Ações e recursos podem ser ajuizados mesmo após a diplomação dos candidatos

Diplomados os candidatos eleitos, começam a contar os prazos previstos em lei para a interposição do Recurso Contra a Expedição de Diploma (Rced) e o ajuizamento da Ação de Impugnação de Mandato Eletivo (Aime).O prazo para a interposição do Rced é de três dias a contar da cerimônia de diplomação. Já o mandato do candidato eleito poderá ser impugnado perante a Justiça Eleitoral por meio da Aime em até 15 dias após a diplomação.

A cerimônia de diplomação, que formaliza o encerramento do processo eleitoral, é o último ato antes de o candidato eleito tomar posse. O julgamento pela procedência do Rced não impede, de imediato, que o político assuma a vaga para qual foi escolhido pelo povo.

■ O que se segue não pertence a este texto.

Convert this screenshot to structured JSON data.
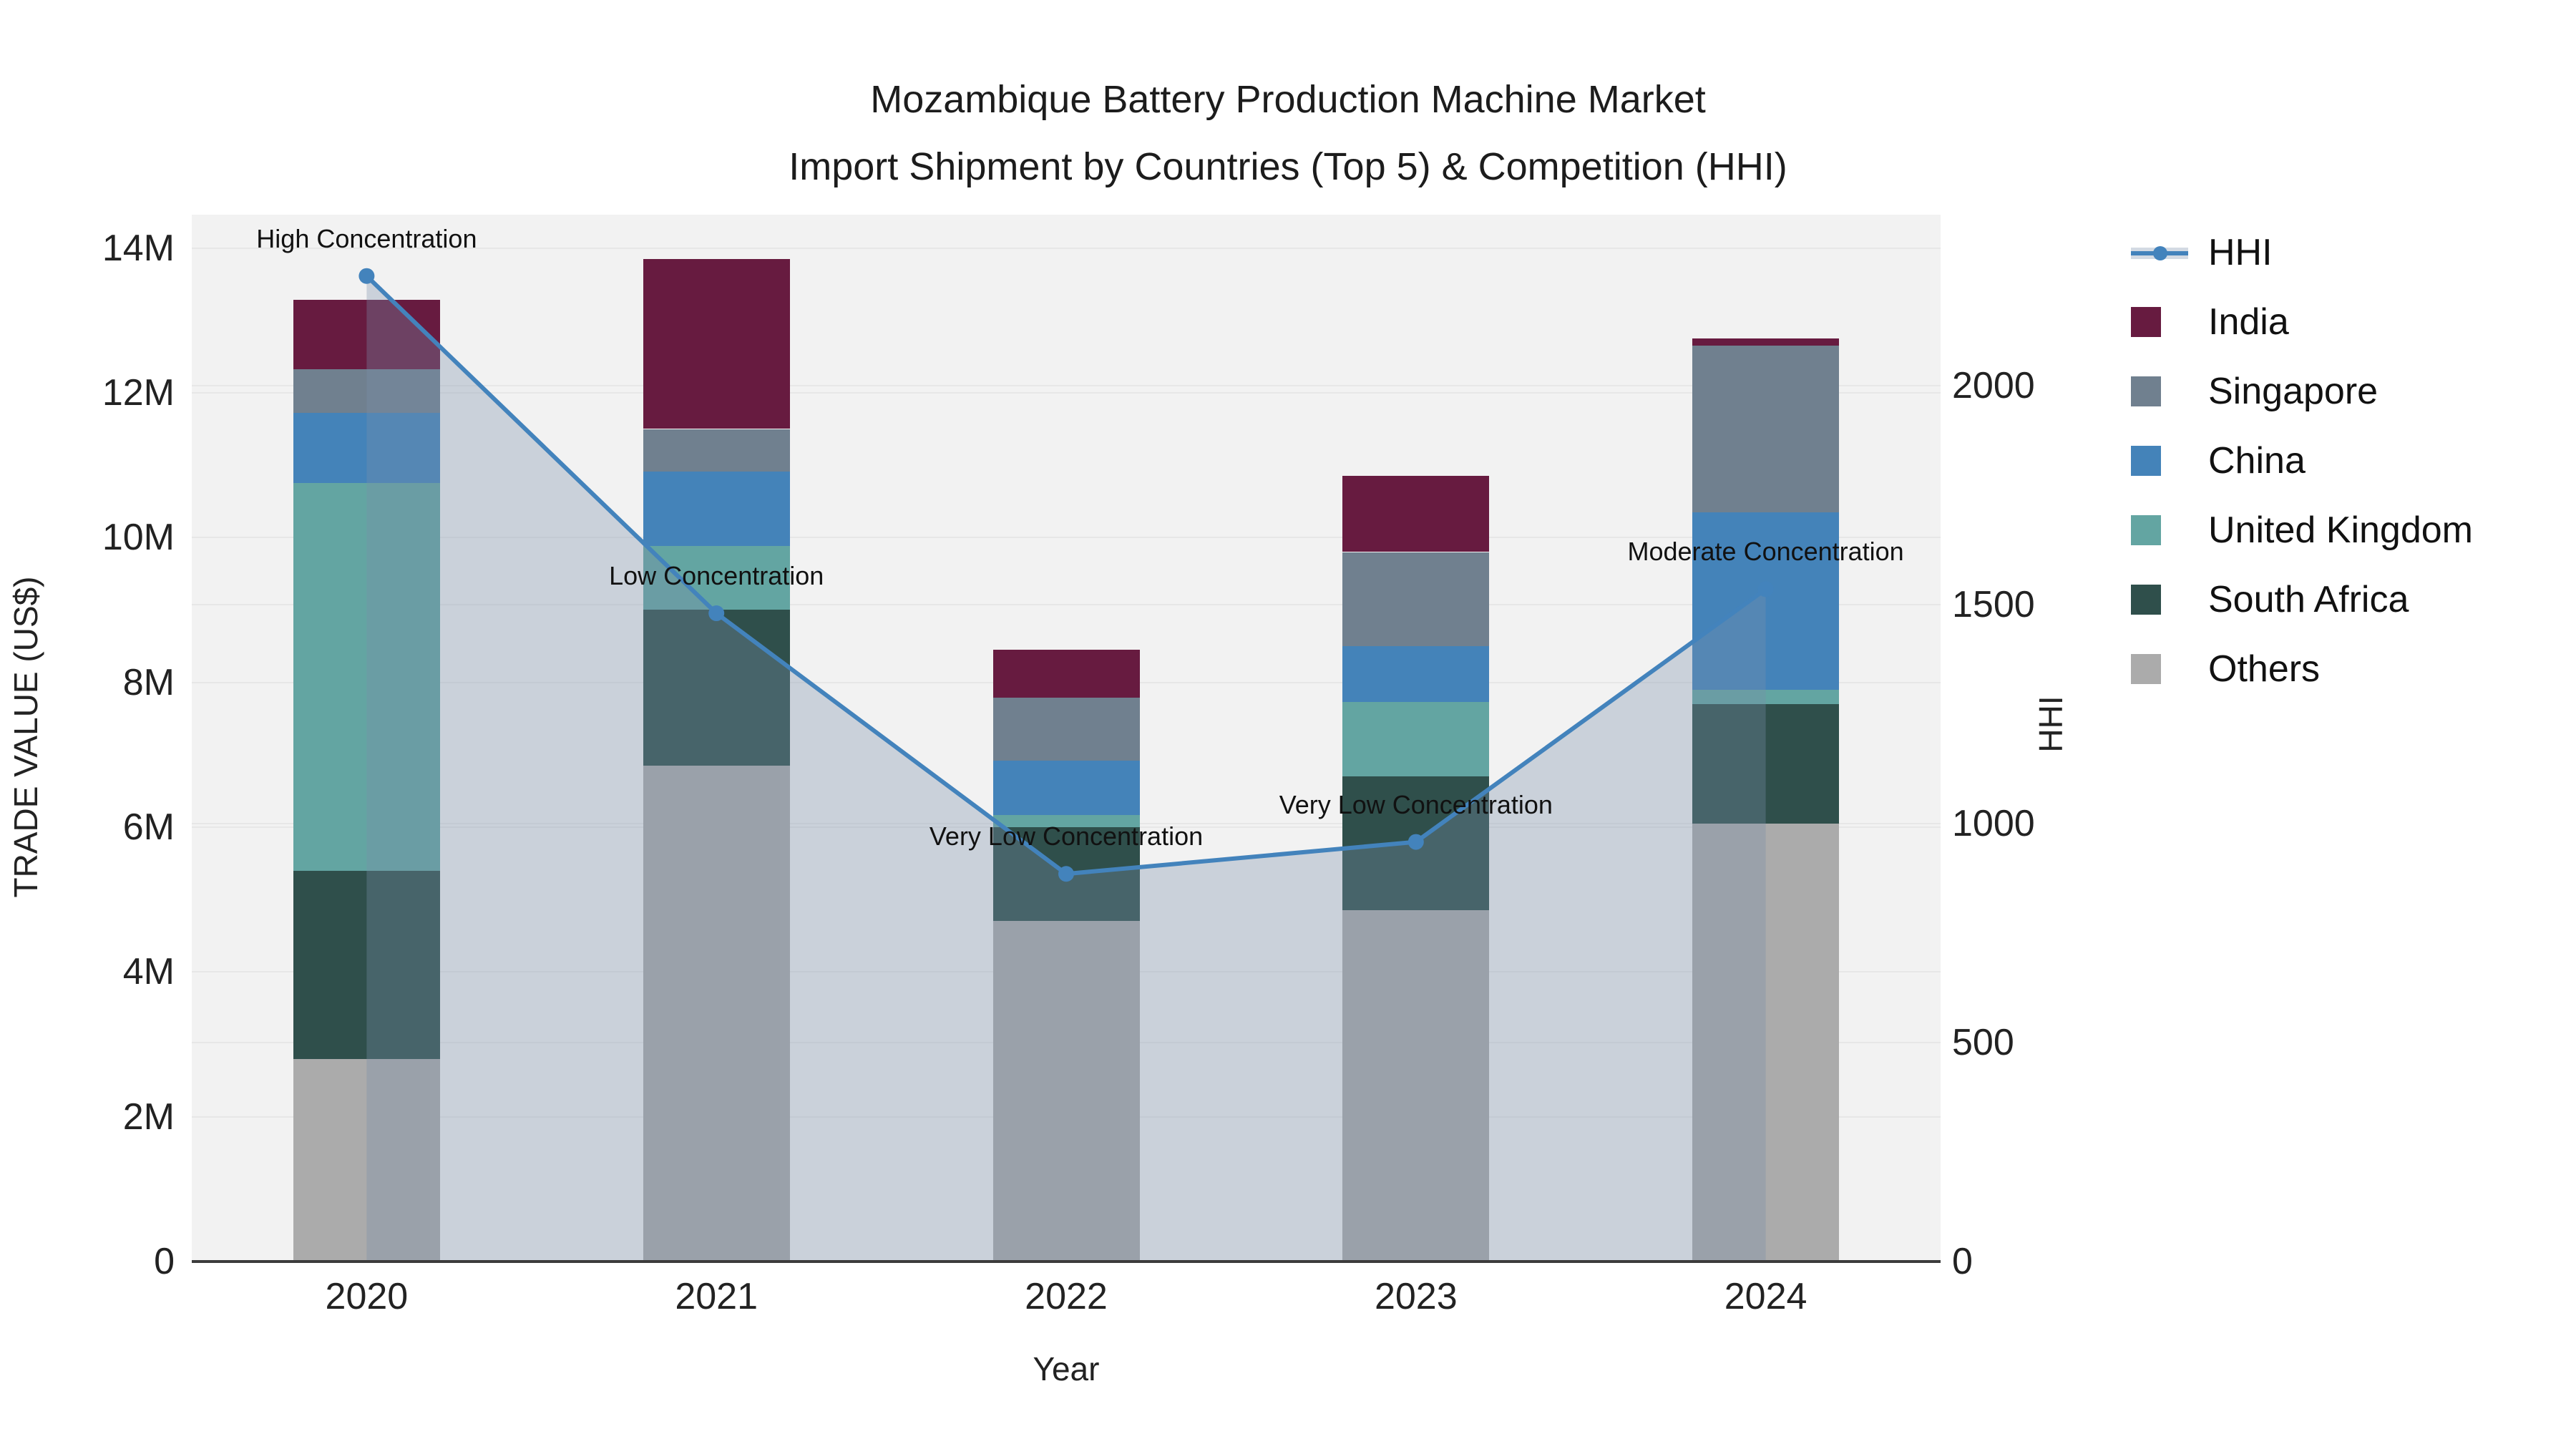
{
  "title": {
    "line1": "Mozambique Battery Production Machine Market",
    "line2": "Import Shipment by Countries (Top 5) & Competition (HHI)"
  },
  "axes": {
    "x_title": "Year",
    "y_left_title": "TRADE VALUE (US$)",
    "y_right_title": "HHI"
  },
  "legend": [
    {
      "label": "HHI",
      "type": "line",
      "color": "#4383bc"
    },
    {
      "label": "India",
      "type": "swatch",
      "color": "#671b40"
    },
    {
      "label": "Singapore",
      "type": "swatch",
      "color": "#70808f"
    },
    {
      "label": "China",
      "type": "swatch",
      "color": "#4483b9"
    },
    {
      "label": "United Kingdom",
      "type": "swatch",
      "color": "#63a5a2"
    },
    {
      "label": "South Africa",
      "type": "swatch",
      "color": "#2f4f4b"
    },
    {
      "label": "Others",
      "type": "swatch",
      "color": "#ababab"
    }
  ],
  "chart_data": {
    "type": [
      "stacked-bar",
      "line"
    ],
    "title": "Mozambique Battery Production Machine Market Import Shipment by Countries (Top 5) & Competition (HHI)",
    "xlabel": "Year",
    "ylabel_left": "TRADE VALUE (US$)",
    "ylabel_right": "HHI",
    "categories": [
      "2020",
      "2021",
      "2022",
      "2023",
      "2024"
    ],
    "values_unit": "million US$",
    "series": [
      {
        "name": "Others",
        "color": "#ababab",
        "values": [
          2.8,
          6.85,
          4.7,
          4.85,
          6.05
        ]
      },
      {
        "name": "South Africa",
        "color": "#2f4f4b",
        "values": [
          2.6,
          2.15,
          1.3,
          1.85,
          1.65
        ]
      },
      {
        "name": "United Kingdom",
        "color": "#63a5a2",
        "values": [
          5.35,
          0.88,
          0.17,
          1.03,
          0.2
        ]
      },
      {
        "name": "China",
        "color": "#4483b9",
        "values": [
          0.97,
          1.03,
          0.75,
          0.77,
          2.45
        ]
      },
      {
        "name": "Singapore",
        "color": "#70808f",
        "values": [
          0.61,
          0.59,
          0.87,
          1.3,
          2.3
        ]
      },
      {
        "name": "India",
        "color": "#671b40",
        "values": [
          0.95,
          2.35,
          0.66,
          1.05,
          0.1
        ]
      }
    ],
    "bar_totals": [
      13.28,
      13.85,
      8.45,
      10.85,
      12.75
    ],
    "hhi": {
      "name": "HHI",
      "line_color": "#4383bc",
      "area_fill": "rgba(122,142,171,0.33)",
      "values": [
        2250,
        1480,
        885,
        958,
        1535
      ]
    },
    "annotations": [
      {
        "year": "2020",
        "text": "High Concentration"
      },
      {
        "year": "2021",
        "text": "Low Concentration"
      },
      {
        "year": "2022",
        "text": "Very Low Concentration"
      },
      {
        "year": "2023",
        "text": "Very Low Concentration"
      },
      {
        "year": "2024",
        "text": "Moderate Concentration"
      }
    ],
    "ylim": [
      0,
      14.46
    ],
    "y2lim": [
      0,
      2390
    ],
    "y_ticks": [
      {
        "v": 0,
        "label": "0"
      },
      {
        "v": 2,
        "label": "2M"
      },
      {
        "v": 4,
        "label": "4M"
      },
      {
        "v": 6,
        "label": "6M"
      },
      {
        "v": 8,
        "label": "8M"
      },
      {
        "v": 10,
        "label": "10M"
      },
      {
        "v": 12,
        "label": "12M"
      },
      {
        "v": 14,
        "label": "14M"
      }
    ],
    "y2_ticks": [
      {
        "v": 0,
        "label": "0"
      },
      {
        "v": 500,
        "label": "500"
      },
      {
        "v": 1000,
        "label": "1000"
      },
      {
        "v": 1500,
        "label": "1500"
      },
      {
        "v": 2000,
        "label": "2000"
      }
    ],
    "grid_left_values": [
      2,
      4,
      6,
      8,
      10,
      12,
      14
    ],
    "grid_right_values": [
      500,
      1000,
      1500,
      2000
    ],
    "legend_position": "right",
    "plot_background": "#f2f2f2"
  }
}
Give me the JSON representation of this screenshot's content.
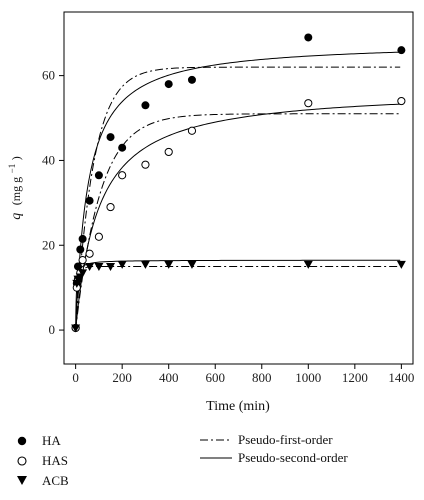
{
  "chart_data": {
    "type": "scatter",
    "xlabel": "Time (min)",
    "ylabel_q": "q",
    "ylabel_units": "(mg g",
    "ylabel_exp": "−1",
    "ylabel_close": ")",
    "xlim": [
      -50,
      1450
    ],
    "ylim": [
      -8,
      75
    ],
    "xticks": [
      0,
      200,
      400,
      600,
      800,
      1000,
      1200,
      1400
    ],
    "yticks": [
      0,
      20,
      40,
      60
    ],
    "grid": false,
    "series": [
      {
        "name": "HA",
        "marker": "filled-circle",
        "x": [
          0,
          5,
          10,
          20,
          30,
          60,
          100,
          150,
          200,
          300,
          400,
          500,
          1000,
          1400
        ],
        "y": [
          0.5,
          11,
          15,
          19,
          21.5,
          30.5,
          36.5,
          45.5,
          43,
          53,
          58,
          59,
          69,
          66
        ]
      },
      {
        "name": "HAS",
        "marker": "open-circle",
        "x": [
          0,
          5,
          10,
          20,
          30,
          60,
          100,
          150,
          200,
          300,
          400,
          500,
          1000,
          1400
        ],
        "y": [
          0.5,
          10,
          12,
          13.5,
          16.5,
          18,
          22,
          29,
          36.5,
          39,
          42,
          47,
          53.5,
          54
        ]
      },
      {
        "name": "ACB",
        "marker": "filled-triangle-down",
        "x": [
          0,
          5,
          10,
          20,
          30,
          60,
          100,
          150,
          200,
          300,
          400,
          500,
          1000,
          1400
        ],
        "y": [
          0.5,
          11,
          12,
          12.5,
          13.5,
          15,
          15,
          15,
          15.5,
          15.5,
          15.5,
          15.5,
          15.5,
          15.5
        ]
      }
    ],
    "fits": [
      {
        "name": "Pseudo-first-order",
        "style": "dash-dot",
        "models": [
          {
            "qe": 62,
            "k": 0.013
          },
          {
            "qe": 51,
            "k": 0.0095
          },
          {
            "qe": 15,
            "k": 0.09
          }
        ]
      },
      {
        "name": "Pseudo-second-order",
        "style": "solid",
        "models": [
          {
            "qe": 68,
            "k": 0.00028
          },
          {
            "qe": 57,
            "k": 0.00018
          },
          {
            "qe": 16.5,
            "k": 0.02
          }
        ]
      }
    ]
  }
}
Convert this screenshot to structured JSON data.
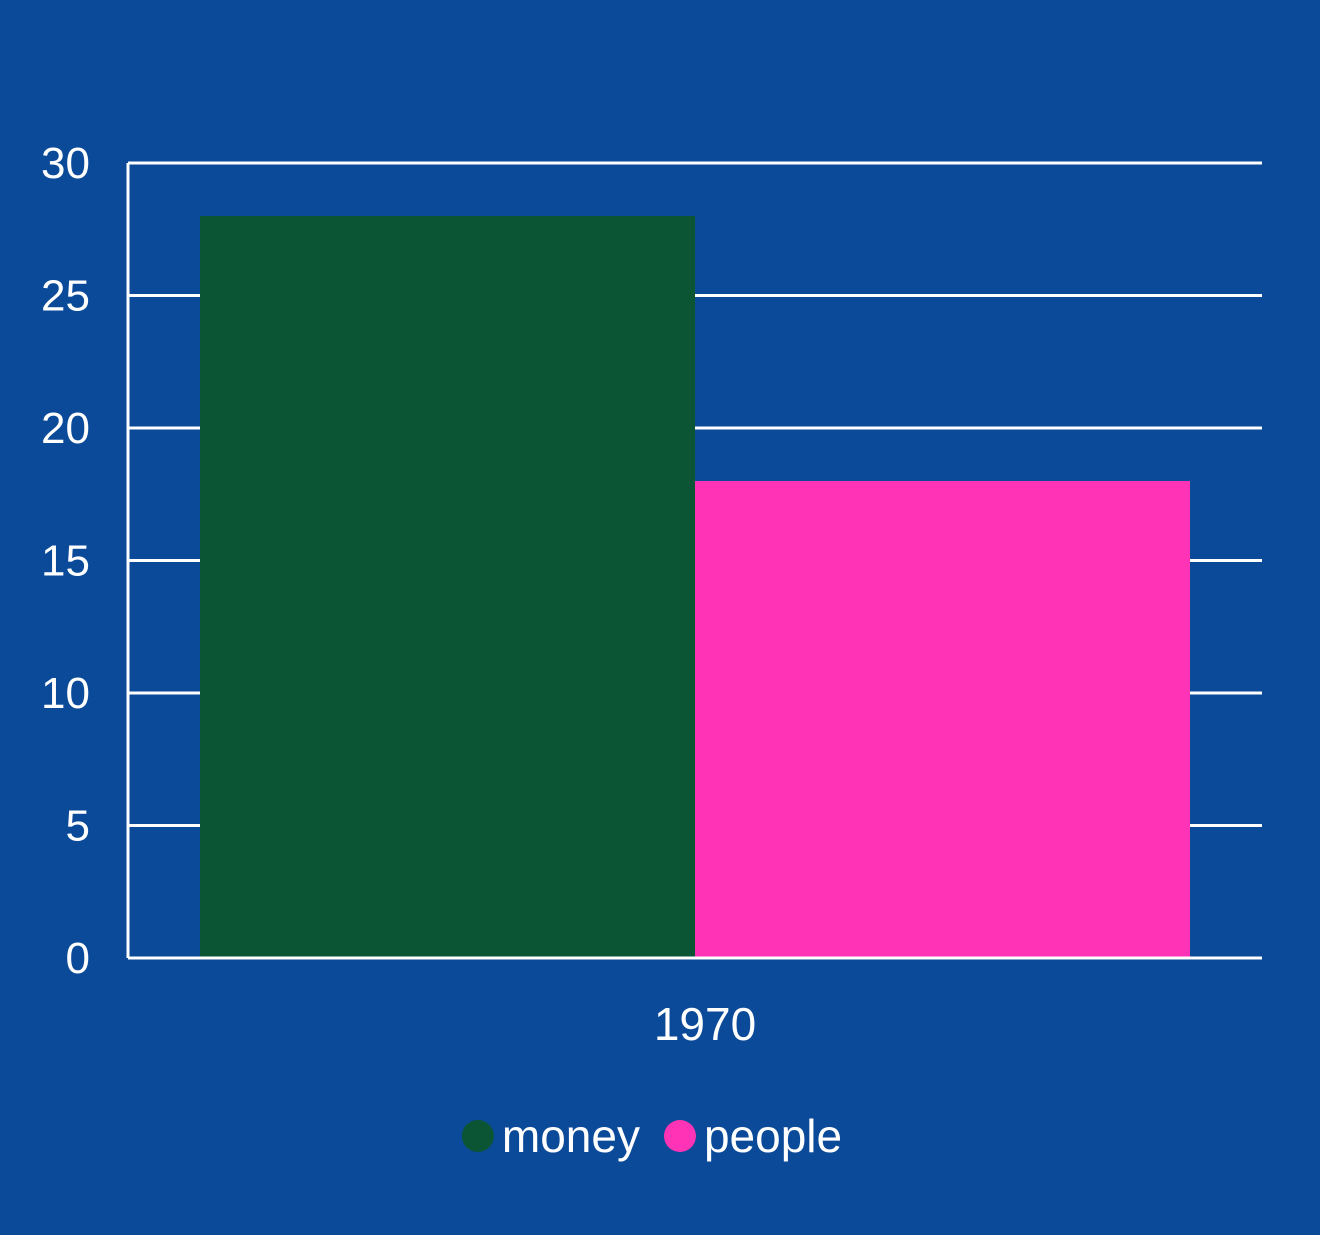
{
  "chart_data": {
    "type": "bar",
    "categories": [
      "1970"
    ],
    "series": [
      {
        "name": "money",
        "values": [
          28
        ],
        "color": "#0b5535"
      },
      {
        "name": "people",
        "values": [
          18
        ],
        "color": "#ff33b5"
      }
    ],
    "title": "",
    "xlabel": "",
    "ylabel": "",
    "ylim": [
      0,
      30
    ],
    "yticks": [
      "0",
      "5",
      "10",
      "15",
      "20",
      "25",
      "30"
    ],
    "grid": true,
    "legend": "bottom-center",
    "background": "#0a4a99",
    "axis_color": "#ffffff"
  }
}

"Em caso de procedência do recurso, os diplomas respectivos perderão a validade, embora não se possa suspender o pleno exercício do mandato eletivo dos diplomados até que ocorra o trânsito em julgado dessas medidas”, explica o secretário Judiciário do Tribunal Superior Eleitoral (TSE), Fernando Alencastro.

Já no caso da Aime, de acordo com o secretário, existe uma jurisprudência do TSE no sentido de que a decisão tomada na ação tenha efeito imediato, ou seja, passe a valer logo após seu julgamento.

Ele explica que eventual recurso interposto contra decisão que acolha a impugnação do mandato não tem o chamado “efeito suspensivo”, ou seja, não suspende a decisão que acolhe o que foi decidido na Aime. “Para se conseguir o efeito suspensivo (da decisão) é necessário interpor, juntamente com o recurso, uma ação autônoma (ação cautelar)”, completa Fernando Alencastro.

Aplicação

A Ação de Impugnação de Mandato Eletivo é uma ação eleitoral, que consta na Constituição Federal. A medida tem por objetivo impugnar o mandato obtido com abuso de poder econômico, corrupção ou fraude. De acordo com a norma, a ação tramitará em segredo de justiça, embora o julgamento seja público.

Já o Recurso Contra a Expedição de Diploma, previsto no artigo 262 do Código Eleitoral, cabe nos casos de inelegibilidade superveniente ou de natureza constitucional e de falta de condição de elegibilidade. A nova redação foi dada pela Lei 12.891, de 2013.

A iniciativa, em todos os casos, pode ser dos partidos, coligações, candidatos e Ministério Público.

Sanções

Julgado procedente tanto o Rced quanto a Aime, o Tribunal pode, de acordo com o caso concreto, declarar a inelegibilidade do representado e, ainda, cassar o registro ou diploma do candidato.

Aije

A Ação de Investigação Judicial Eleitoral (Aije), por sua vez, só pode ser apresentada até a data da diplomação. Esse ação é utilizada durante o processo eleitoral e se aplica para impedir e apurar a prática de atos que possam afetar a igualdade de disputa entre candidatos em uma eleição, como ocorre em casos de abuso do poder econômico, abuso do poder político ou de autoridade e utilização indevida dos meios de comunicação social. Condenado na Aije, o político pode ser enquadrado como inelegível.